The gains will come from aircraft and engine designers, particularly the latter, as they create and produce the next generations of commercial aircraft -- the Airbus A380 and the Boeing 787, both scheduled to enter service within a year; the A350, Airbus's forthcoming answer to the 787, which will lag by several years; and the airframe manufacturer's successors to their current single-aisle families, which probably won't reach airlines before the late 20-teens or the early 2020s.

Equally important to greenhouse-gas reduction, major improvements in air traffic management are in advanced stages of planning and early stages of development. The U.S. NextGen satellite-based air traffic management system, Europe's comparable Sesar ATM research program and adaptations worldwide are intended to increase the capacity of airspace systems to match the growth projected for aviation in the coming decades. In doing so, the ATM upgrades will, in many cases, shorten flight times.

Each of these initiatives will reduce the emission of greenhouse gases, because each will save fuel. In every case the driver is economic. Reducing fuel consumption cuts airline costs, an important goal at any time and a crucial one as oil prices continue to increase and fuel succeeds personnel as the highest cost category at most airlines. The moderation and stabilization of oil prices -- so optimistically predicted last winter -- hasn't happened. Indeed, they reached record highs this summer.

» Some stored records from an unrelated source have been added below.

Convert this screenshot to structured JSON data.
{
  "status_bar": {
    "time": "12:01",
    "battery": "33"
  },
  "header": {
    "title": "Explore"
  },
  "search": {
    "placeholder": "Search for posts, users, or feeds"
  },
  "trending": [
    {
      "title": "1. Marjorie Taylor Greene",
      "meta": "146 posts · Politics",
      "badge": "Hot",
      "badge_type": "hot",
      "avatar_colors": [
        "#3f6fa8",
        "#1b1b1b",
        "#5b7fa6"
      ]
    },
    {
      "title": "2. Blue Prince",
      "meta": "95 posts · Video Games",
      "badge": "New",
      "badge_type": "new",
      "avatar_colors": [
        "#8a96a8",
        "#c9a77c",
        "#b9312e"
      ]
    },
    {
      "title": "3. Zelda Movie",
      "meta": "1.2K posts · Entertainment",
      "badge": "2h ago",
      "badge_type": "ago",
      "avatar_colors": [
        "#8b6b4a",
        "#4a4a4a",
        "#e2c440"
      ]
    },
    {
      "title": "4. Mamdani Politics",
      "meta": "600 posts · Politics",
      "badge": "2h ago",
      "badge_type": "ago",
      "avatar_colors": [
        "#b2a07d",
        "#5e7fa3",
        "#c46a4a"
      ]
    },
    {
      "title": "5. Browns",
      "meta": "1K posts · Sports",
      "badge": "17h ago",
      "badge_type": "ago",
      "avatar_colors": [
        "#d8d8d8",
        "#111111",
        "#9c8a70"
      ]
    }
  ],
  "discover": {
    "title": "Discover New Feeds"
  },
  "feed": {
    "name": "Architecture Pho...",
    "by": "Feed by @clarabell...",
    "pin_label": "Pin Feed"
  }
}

Although work to reduce fuel consumption is intended to boost airlines' bottom lines and the ATM initiatives grew out of the need to increase the capacity of national and regional airspace and airports, the environmental benefits of both promise to be enormous. The principal greenhouse gas produced from aircraft operations is carbon dioxide, and the weight of CO2 emissions from aircraft is considerably greater than the weight of the aviation fuel that creates them during combustion. Estimates from think tanks, academics, trade groups and individual companies suggest that unit fuel-burn reductions well into double-digit percentages can be attained in the coming 10-20 years from each of these two avenues.